Ronda Rousey has dominated the opposition so emphatically that an opponent’s survival to the second round iss heralded as a significant accomplisment. But although one might think that running roughshod over every opponent put in front of her would earn unalloyed praise of her abilities, if not her attitude, that has not been the case. Veteran strikers, Olympic wrestlers, and bjj black belts — all considered legitimate contenders with a new challenge to offer before their fights — suddenly become overrated amateurs after Rousey tosses them aside. In other words, Rousey gets knocked for beating up cans.
But is Rousey’s record larded with subpar opponents? Is there an upper echelon of fighters she has yet to face? Since this criticism often arises during comparisons with Cristiane "Cyborg" Justino, widely seen as Rousey’s most dangerous potential opponent, it’s worth comparing the two women’s records. For Cyborg’s record to give lie to Rousey’s place at the top of WMMA, it must contain some higher quality victims than Rousey’s own. Setting aside Cyborgs early 2005-2006 stint in Storm Samurai events (if only because desultory internet searches didn’t immediately yield information about her opponents’ records), in her last nine fights Cyborg
- TKO’d Shayna Baszler in the second round;
- earned a decision win over thirty-five-year-old Yoko Takahashi;
- TKO’d Hitomi Akano in the third round;
- TKO’d Gina Carano at the end of the first round;
- KO’d Jan Finney in the second round with a knee to the body;
- TKO’d Marloes Coenen in the third round;
- had a No Contest against Hiroko Yamanaka (after TKO’ing her sixteen seconds into the first round)
- TKO’d last-minute replacement Fiona Muxlow in the first round; and
- TKO’d Marloes Coenen in the fourth round.
As for Rousey, in her last nine fights she
- submitted Charmaine Tweet in the first minute of the first round;
- submitted Sarah D’Alelio in the first minute of the first round;
- submitted Julia Budd in the first minute of the first round;
- submitted Miesha Tate at the end of the first round;
- submitted Sarah Kaufman in the first minute of the first round;
- submitted Liz Carmouche at the end of the first round;
- submitted Miesha Tate in the third round;
- TKO’d Sara McMann in the first round; and
- KO’d Alexis Davis in the first sixteen seconds of the first round.
So, should Rousey’s dominance be taken with a grain of salt when compared with Cyborg’s own dominant run? Has Cyborg been facing a higher quality of opponent? Comparing the two records, the answer seems to be "no." Who would argue that Rousey is not really the champ until she beats the likes of Yoko Takahashi and Fiona Muxlow? And none of the remaining names on Cyborg’s record are noticeably superior to those on Rousey’s.
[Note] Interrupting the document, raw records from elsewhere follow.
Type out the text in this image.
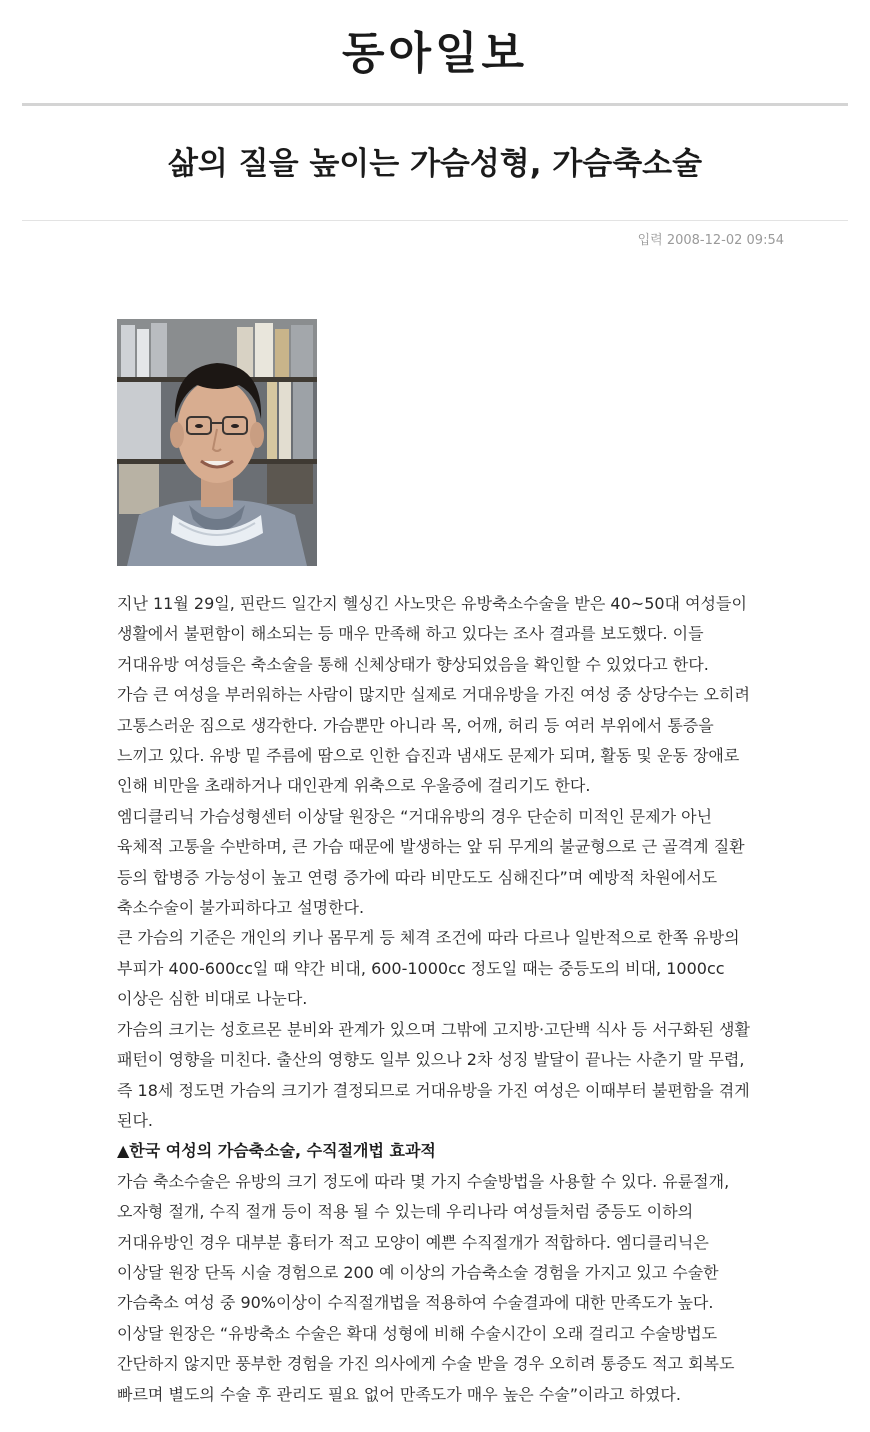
동아일보
삶의 질을 높이는 가슴성형, 가슴축소술
입력 2008-12-02 09:54

지난 11월 29일, 핀란드 일간지 헬싱긴 사노맛은 유방축소수술을 받은 40~50대 여성들이 생활에서 불편함이 해소되는 등 매우 만족해 하고 있다는 조사 결과를 보도했다. 이들 거대유방 여성들은 축소술을 통해 신체상태가 향상되었음을 확인할 수 있었다고 한다.

가슴 큰 여성을 부러워하는 사람이 많지만 실제로 거대유방을 가진 여성 중 상당수는 오히려 고통스러운 짐으로 생각한다. 가슴뿐만 아니라 목, 어깨, 허리 등 여러 부위에서 통증을 느끼고 있다. 유방 밑 주름에 땀으로 인한 습진과 냄새도 문제가 되며, 활동 및 운동 장애로 인해 비만을 초래하거나 대인관계 위축으로 우울증에 걸리기도 한다.

엠디클리닉 가슴성형센터 이상달 원장은 “거대유방의 경우 단순히 미적인 문제가 아닌 육체적 고통을 수반하며, 큰 가슴 때문에 발생하는 앞 뒤 무게의 불균형으로 근 골격계 질환 등의 합병증 가능성이 높고 연령 증가에 따라 비만도도 심해진다”며 예방적 차원에서도 축소수술이 불가피하다고 설명한다.

큰 가슴의 기준은 개인의 키나 몸무게 등 체격 조건에 따라 다르나 일반적으로 한쪽 유방의 부피가 400-600cc일 때 약간 비대, 600-1000cc 정도일 때는 중등도의 비대, 1000cc 이상은 심한 비대로 나눈다.

가슴의 크기는 성호르몬 분비와 관계가 있으며 그밖에 고지방·고단백 식사 등 서구화된 생활 패턴이 영향을 미친다. 출산의 영향도 일부 있으나 2차 성징 발달이 끝나는 사춘기 말 무렵, 즉 18세 정도면 가슴의 크기가 결정되므로 거대유방을 가진 여성은 이때부터 불편함을 겪게 된다.

▲한국 여성의 가슴축소술, 수직절개법 효과적

가슴 축소수술은 유방의 크기 정도에 따라 몇 가지 수술방법을 사용할 수 있다. 유륜절개, 오자형 절개, 수직 절개 등이 적용 될 수 있는데 우리나라 여성들처럼 중등도 이하의 거대유방인 경우 대부분 흉터가 적고 모양이 예쁜 수직절개가 적합하다. 엠디클리닉은 이상달 원장 단독 시술 경험으로 200 예 이상의 가슴축소술 경험을 가지고 있고 수술한 가슴축소 여성 중 90%이상이 수직절개법을 적용하여 수술결과에 대한 만족도가 높다.

이상달 원장은 “유방축소 수술은 확대 성형에 비해 수술시간이 오래 걸리고 수술방법도 간단하지 않지만 풍부한 경험을 가진 의사에게 수술 받을 경우 오히려 통증도 적고 회복도 빠르며 별도의 수술 후 관리도 필요 없어 만족도가 매우 높은 수술”이라고 하였다.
Indulging in that least meaningful tool of comparison, MMAth, all of them have lost to one of Rousey’s opponents — with the exception of Gina Carano, whom no one is clamoring for Rousey to fight on the basis that she is the toughest opponent out there:
- Shayna Baszler lost to Sarah Kaufman, Sara McMann, and Alexis Davis;
- Hitomi Akano lost to Alexis Davis, Sara McMann, and Miesha Tate;
- Jann Finney lost to Miesha Tate and Liz Carmouche; and
- Marloes Coenen lost to Miesha Tate.
Ultimately, the criticisms directed at Rousey’s record are equally applicable to Cyborgs. Both have dominated overmatched competition. But neither is cherry-picking easy victories; they’re simply much better than the rest of the WMMA talent pool. And although there may be an argument that the relative youth of WMMA as an option for female athletes means that the talent and skill-level has yet to catch up to that of men’s MMA, that is no knock on Rousey; all that’s required to be the best in the world is to beat everyone else. Until Rousey and Cyborg square off, there’s no knowing who’s really the best between them, but there’s little argument to be made that Rousey is a protected hothouse flower, feasting on cans, while Cyborg is testing herself against superior opposition. Both of them can only fight the women in front of them.